Pour qu’un réseau reste stable, l’offre et la demande doivent en permanence s’équilibrer. Mais lors des journées ensoleillées, les quartiers très équipés en panneaux solaires produisent bien trop d’électricité. Les services publics sont alors contraints de renforcer leurs infrastructures pour absorber le trop-plein d'énergie. «Cela entraîne une hausse des prix d’accès au réseau pour de nombreux exploitants», explique Andreas Tresch.
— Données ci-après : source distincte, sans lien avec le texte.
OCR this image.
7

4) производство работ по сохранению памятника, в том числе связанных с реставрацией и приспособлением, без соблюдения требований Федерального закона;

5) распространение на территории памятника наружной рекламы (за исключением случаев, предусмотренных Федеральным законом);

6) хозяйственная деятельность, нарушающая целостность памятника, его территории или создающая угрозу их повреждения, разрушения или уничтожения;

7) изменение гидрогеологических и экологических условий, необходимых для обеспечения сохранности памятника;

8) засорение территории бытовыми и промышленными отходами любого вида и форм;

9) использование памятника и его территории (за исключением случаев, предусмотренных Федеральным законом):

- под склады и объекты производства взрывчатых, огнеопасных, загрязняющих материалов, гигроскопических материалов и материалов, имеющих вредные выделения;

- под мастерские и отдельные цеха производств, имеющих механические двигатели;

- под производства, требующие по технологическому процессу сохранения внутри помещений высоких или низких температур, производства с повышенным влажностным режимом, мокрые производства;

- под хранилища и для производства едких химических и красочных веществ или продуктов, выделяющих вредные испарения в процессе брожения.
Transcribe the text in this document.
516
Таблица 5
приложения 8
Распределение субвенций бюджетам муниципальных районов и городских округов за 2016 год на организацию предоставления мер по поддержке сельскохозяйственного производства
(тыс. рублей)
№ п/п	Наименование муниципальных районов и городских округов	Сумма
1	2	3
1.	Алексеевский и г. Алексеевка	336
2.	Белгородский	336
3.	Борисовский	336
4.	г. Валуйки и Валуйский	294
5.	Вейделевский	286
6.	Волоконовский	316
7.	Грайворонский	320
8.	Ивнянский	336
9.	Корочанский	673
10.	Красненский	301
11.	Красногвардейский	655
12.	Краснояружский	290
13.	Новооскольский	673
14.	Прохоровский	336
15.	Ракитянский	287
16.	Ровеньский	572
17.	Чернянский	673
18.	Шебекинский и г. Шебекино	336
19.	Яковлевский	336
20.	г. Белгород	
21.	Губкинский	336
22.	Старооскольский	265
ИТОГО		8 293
L'envol des tarifs dynamiques
L’autoconsommation joue aussi un rôle. En effet, comme les ménages produisent une partie de leur propre courant, les volumes de vente baissent, forçant les distributeurs à relever leurs tarifs par kilowattheure. Le développement du photovoltaïque pousse en outre les fournisseurs à adopter des tarifs saisonniers. «Facturer plus cher le jour et moins cher la nuit n’a plus aucun sens avec l’énergie solaire», poursuit l’expert.
Conséquence directe de cette tendance: les tarifs dits dynamiques ont la cote. Ceux-ci consistent à faire varier le prix de l’électricité en fonction de la charge du réseau, de l’offre et de la demande, au lieu d’appliquer un tarif fixe. Concrètement, l’électricité peut coûter plus cher aux heures de forte consommation et moins cher lorsque le réseau est peu sollicité. De plus en plus de fournisseurs suisses adoptent ce modèle, à l’image d'EKZ, qui l'applique non seulement au prix de l’énergie, mais aussi aux frais de réseau.
Ce système s’avère particulièrement intéressant pour les ménages équipés de voitures électriques, de chauffe-eau, de batteries ou de pompes à chaleur: en programmant leurs appareils aux moments les moins chers, ils réduisent leur facture. L’instauration de tels tarifs suppose toutefois l’installation de compteurs intelligents et des investissements de la part des distributeurs dans les systèmes de gestion énergétique.
Les autres frais en baisse
Enfin, du côté des autres frais liés à l'énergie, la tendance semble légèrement à la baisse. Si la contribution à la réserve d’électricité est en nette augmentation, les taxes pour les services de système de Swissgrid, la société nationale de gestion du réseau, observent un net recul.
Reste que la transition énergétique, la modernisation des infrastructures et les défis liés à la sécurité d’approvisionnement continueront de peser sur les coûts dans les années à venir.